= Diannely Antigua =

Dominican American poet and educator

Diannely Antigua is a Dominican American poet and educator from Massachusetts. She has published two books of poetry and teaches at the University of New Hampshire, where she is the first Nossrat Yassini Poet in Residence.

==Early life==

As a child, Antigua spent time in shelters after her mother left her abusive father. She then experienced abuse at the hands of her stepfather. When she was nine years old, her family joined a Pentecostal church that Antigua has described as cult-like.

==Education==

Antigua graduated from Northern Essex Community College in 2009 with an Associate's Degree in Liberal Arts. She went on to attend the University of Massachusetts Lowell, where she received a Bachelor's of Arts degree in English in 2012, as well as the Jack Kerouac Creative Writing Scholarship. She credits professors Maggie Dietz and Andre Dubus III for supporting her work while she was there.

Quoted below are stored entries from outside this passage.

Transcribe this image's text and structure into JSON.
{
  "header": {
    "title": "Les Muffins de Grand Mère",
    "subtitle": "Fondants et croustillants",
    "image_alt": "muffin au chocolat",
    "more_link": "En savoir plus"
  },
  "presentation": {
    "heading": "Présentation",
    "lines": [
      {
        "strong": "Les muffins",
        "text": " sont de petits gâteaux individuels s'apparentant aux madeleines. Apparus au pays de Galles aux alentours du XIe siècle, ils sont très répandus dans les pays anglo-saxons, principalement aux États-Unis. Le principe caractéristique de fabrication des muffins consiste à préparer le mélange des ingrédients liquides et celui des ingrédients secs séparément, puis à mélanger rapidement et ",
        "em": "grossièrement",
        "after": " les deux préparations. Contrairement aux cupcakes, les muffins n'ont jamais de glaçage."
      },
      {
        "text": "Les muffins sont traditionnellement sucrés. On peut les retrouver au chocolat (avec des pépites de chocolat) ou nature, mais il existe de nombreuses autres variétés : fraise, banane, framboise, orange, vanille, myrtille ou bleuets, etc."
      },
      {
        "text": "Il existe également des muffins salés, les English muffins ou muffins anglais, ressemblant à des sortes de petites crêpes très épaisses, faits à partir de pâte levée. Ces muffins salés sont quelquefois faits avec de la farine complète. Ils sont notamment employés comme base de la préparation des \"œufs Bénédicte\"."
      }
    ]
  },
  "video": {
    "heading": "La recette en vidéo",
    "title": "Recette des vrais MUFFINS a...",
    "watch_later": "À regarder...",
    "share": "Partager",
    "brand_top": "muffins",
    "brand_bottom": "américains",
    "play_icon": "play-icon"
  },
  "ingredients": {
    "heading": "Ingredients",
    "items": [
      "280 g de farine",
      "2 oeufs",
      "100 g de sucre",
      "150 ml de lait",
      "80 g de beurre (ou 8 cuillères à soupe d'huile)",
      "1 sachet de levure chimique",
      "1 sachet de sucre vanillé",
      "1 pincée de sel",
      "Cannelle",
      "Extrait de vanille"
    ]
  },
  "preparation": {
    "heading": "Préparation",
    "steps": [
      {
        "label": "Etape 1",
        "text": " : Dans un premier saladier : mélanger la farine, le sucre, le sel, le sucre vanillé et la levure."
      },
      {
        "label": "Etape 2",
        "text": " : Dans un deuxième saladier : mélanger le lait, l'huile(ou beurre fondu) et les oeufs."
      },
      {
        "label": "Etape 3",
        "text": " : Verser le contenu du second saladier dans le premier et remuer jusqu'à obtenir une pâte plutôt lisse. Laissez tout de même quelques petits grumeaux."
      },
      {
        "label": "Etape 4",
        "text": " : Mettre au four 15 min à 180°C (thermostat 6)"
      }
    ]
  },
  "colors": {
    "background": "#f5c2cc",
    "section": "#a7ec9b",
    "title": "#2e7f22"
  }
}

Antigua attended New York University's Creative Writing program and received her Master of Fine Arts in 2017.

==Career==

Antigua was named the Poet Laureate of the city of Portsmouth, New Hampshire, in 2022, becoming the first person of color and youngest poet to do so. During her tenure she hosted the podcast Bread & Poetry as part of her larger initiative called the Bread & Poetry Project, which ran from June 2022 to May 2024. In 2023, she received a Poet Laureate Fellowship from the Academy of American Poets.
==Notable works==

Antigua published her first book of poems, Ugly Music, in 2019. It won the YesYes Books Pamet River Prize in 2017 and the Whiting Award in Poetry in 2020. Copper Canyon Books published her second collection, Good Monster, in 2024.

Multiple poems by Antigua have been anthologized. Her poem "Golden Shovel with Solstice" was published in the anthology Latino Poetry by the Library of America in 2024. Secondly, "Sad Girl Sonnet #10" appeared in Daughters of Latin America: an international anthology of writing by Latine women.

Her poems have appeared in online publications including The American Poetry Review, Narrative, Washington Square Review, Split Lip Mag, Bennington Review, Waxwing Literary Magazine, Brink Literary Journal, The Best of the Net Anthology, and The Adroit Journal.

==Awards==

Antigua received the 2024 Excellence in Artistry Award from the Black Lives Matter New Hampshire chapter. She has also received a fellowship from CantoMundo.